Long-term employees of the United States Patent Office must be having déjà vu. After filing a trademark for the Lightning nameplate, Ford moved to protect the Splash designation it used for several years during the 1990s.
Set your time machine back to the 1993 model year. Ford’s entry-level Ranger received comprehensive updates that brought a more rounded exterior design and a more modern interior. It was largely aimed at young buyers, so the Blue Oval introduced an appearance package named Splash about halfway through the model year to drive the point home. The truck was initially offered with a short box, rear-wheel-drive, the so-called Sport interior, and in either Vibrant Red, Brilliant Blue Clearcoat Metallic, or Oxford White. Specific decals rounded out the changes.

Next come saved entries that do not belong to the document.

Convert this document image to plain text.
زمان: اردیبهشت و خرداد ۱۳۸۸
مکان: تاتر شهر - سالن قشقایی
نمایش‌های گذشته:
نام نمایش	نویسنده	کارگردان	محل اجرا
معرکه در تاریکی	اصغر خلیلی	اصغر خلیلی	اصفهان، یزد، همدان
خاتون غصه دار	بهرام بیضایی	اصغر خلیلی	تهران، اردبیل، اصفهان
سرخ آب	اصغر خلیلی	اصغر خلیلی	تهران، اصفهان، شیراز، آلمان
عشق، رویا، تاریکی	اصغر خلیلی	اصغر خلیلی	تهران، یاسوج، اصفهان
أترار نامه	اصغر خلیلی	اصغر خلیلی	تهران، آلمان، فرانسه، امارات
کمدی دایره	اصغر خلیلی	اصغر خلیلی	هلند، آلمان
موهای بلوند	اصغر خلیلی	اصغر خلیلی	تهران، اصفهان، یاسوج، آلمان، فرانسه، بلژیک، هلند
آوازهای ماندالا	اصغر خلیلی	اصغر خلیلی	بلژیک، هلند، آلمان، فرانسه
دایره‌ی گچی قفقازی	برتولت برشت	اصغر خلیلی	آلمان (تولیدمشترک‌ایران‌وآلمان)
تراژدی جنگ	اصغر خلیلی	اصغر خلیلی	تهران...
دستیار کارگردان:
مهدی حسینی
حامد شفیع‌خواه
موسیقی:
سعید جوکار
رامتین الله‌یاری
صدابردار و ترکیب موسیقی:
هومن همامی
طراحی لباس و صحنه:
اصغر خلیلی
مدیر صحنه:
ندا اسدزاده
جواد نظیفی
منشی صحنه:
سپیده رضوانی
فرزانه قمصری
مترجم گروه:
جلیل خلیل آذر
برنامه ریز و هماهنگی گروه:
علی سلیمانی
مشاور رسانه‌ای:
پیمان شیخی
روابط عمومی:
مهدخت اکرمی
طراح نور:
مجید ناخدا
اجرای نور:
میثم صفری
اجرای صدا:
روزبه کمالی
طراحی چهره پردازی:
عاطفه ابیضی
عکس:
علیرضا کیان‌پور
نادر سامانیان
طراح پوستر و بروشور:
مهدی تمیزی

Back to the present: Ford’s trademark application simply lists a number of different vehicle types as the Splash name’s intended uses. It could choose to release a more colorful version of the Ranger, regardless of whether the edition follows the guidelines set by the original Splash, or it might give the designation to the new Maverick. What strikes us as odd is that the Splash was cheap, cheerful, and road-focused, and the demand for such a truck simply isn’t there anymore. Some speculate Splash will denote another electric model, but no hard evidence backs it up.
Keep in mind a trademark filing is not a guarantee that the name it protects will be used on a production vehicle. Carmakers sometimes file trademarks to prevent rivals from using a nameplate, or simply to keep it in their arsenal. Even if the name does end up on a truck, nothing says it will reach showrooms; the model could be a concept. As of writing, Ford hasn’t commented on the report, and it hasn’t announced plans to make another Splash.